Livelihood Enhancement for Agro-Pastoral Rural Communities (LEAP) Final Evaluation Report
The LEAP project strategy builds on the thesis that the well-being of pastoral and agro-pastoral communities in Darfur can be strengthened in a variety of ways that produce the double-benefit of enhanced livelihoods and a greater capacity for inter-communal peace building and conflict resolution. The target population includes voluntary returnees and host communities in rural areas in South Darfur, and the beneficiaries are the most vulnerable groups in the areas of operation, who have lost their assets and other means to support their livelihoods and who are unlikely to meet the immediate food needs of their families without assistance. Through this project, families can increase their financial base through selected and sustainable IGA activities, farming activities and capacity building, as well as increase their access to clean water and safe sanitation.
The project is implemented through a partnership approach, both at the community level and with local civil society organisations. At the community level, the project ensures that target groups are involved at all stages of the implementation process with sufficient transfer of best practices and life skills necessary for improving their livelihoods. Communities will also be supported to revive their asset base where possible, stressing the importance of maintaining property and created assets. The project works through local NGOs and CBOs to strengthen their capacity and legitimate representation.
The study methodology involved interviews with informative key person (IKP) and focal group discussions (FGD) in all project sites. Whereas LEAP is a rural development project that consists of a variety of components, the evaluation methodology had to include – in addition to above methods – field visits to gather data from beneficiaries through pre-structured questionnaires and from Village Development Committees (VDCs) and partners through FGD and interviews with CIS staff members involved in LEAP management. However, these sources of information don’t rule out the importance of the secondary sources of information, mainly project document, progress reports and baseline survey.
The project has made significant contributions to the overall project and program goals, but there were critical and valuable lessons learned and these are summarized as follows:
- The nature of projects targeting returnees should take into account the reluctance of returnees to immediately engage in projects that require and promote self-reliance and community participation. This should be reflected in the timeframe of the project.

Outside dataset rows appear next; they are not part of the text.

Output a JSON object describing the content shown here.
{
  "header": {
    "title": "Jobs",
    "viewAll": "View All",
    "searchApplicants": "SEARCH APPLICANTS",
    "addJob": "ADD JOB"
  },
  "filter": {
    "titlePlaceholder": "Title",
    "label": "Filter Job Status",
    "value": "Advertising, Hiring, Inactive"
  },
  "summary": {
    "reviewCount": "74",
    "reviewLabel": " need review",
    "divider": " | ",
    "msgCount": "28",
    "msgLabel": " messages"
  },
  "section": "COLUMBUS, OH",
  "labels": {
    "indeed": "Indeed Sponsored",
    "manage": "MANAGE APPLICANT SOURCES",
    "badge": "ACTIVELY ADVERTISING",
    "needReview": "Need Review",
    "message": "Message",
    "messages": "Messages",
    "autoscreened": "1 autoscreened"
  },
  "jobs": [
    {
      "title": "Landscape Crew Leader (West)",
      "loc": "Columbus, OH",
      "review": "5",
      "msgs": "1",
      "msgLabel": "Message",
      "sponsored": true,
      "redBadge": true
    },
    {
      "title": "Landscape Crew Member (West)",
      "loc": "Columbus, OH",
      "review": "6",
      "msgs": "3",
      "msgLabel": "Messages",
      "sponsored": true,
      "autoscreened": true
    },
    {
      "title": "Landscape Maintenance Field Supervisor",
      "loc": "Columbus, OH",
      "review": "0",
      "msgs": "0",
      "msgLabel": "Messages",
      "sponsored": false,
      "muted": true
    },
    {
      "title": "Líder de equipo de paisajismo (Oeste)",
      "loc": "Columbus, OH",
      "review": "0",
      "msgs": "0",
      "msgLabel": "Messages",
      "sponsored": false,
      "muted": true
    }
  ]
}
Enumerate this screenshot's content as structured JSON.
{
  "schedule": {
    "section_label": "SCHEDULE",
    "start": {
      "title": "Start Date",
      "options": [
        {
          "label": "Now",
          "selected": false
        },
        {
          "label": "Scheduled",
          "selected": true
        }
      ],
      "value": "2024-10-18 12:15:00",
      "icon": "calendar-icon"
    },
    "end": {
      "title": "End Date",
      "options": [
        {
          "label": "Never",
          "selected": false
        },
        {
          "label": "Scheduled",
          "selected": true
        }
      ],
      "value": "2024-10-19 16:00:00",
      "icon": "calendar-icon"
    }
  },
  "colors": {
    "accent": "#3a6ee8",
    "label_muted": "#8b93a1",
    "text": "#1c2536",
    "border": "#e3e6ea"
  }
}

- Implementing the project fully through community-based organizations and national NGOs guarantees sustainability of successful interventions and triggers an increased sense of self-reliance and ownership in targeted communities.
- Training of Trainers (TOT) for community members in post-conflict settings is cost-effective and is an important factor for sustainability. LEAP’s experience revealed that TOT for potential community members requires close and prolonged support and follow-up of trainees to succeed.
- Peace building is a complex issue that requires continuous interventions and prolonged capacity building of community leaders.
- The lesson learned from income-generating activities (IGAs) is that small grants do not protect beneficiaries from the rise of wholesale prices. They may maintain the financial capital but it is still subject to depreciation and depletion over time. The size of cash grants should be revisited continuously throughout the project, and should be flexible to account for market price fluctuations.
- Continuous revision and updating of project design is as equally important as initial project design. This is particularly important in remote areas and conflict-affected areas where logistical and security constraints are common.
A strong internal monitoring system for recovery projects is mandatory to ensure that the project is on-track to achieving its end-of-project targets.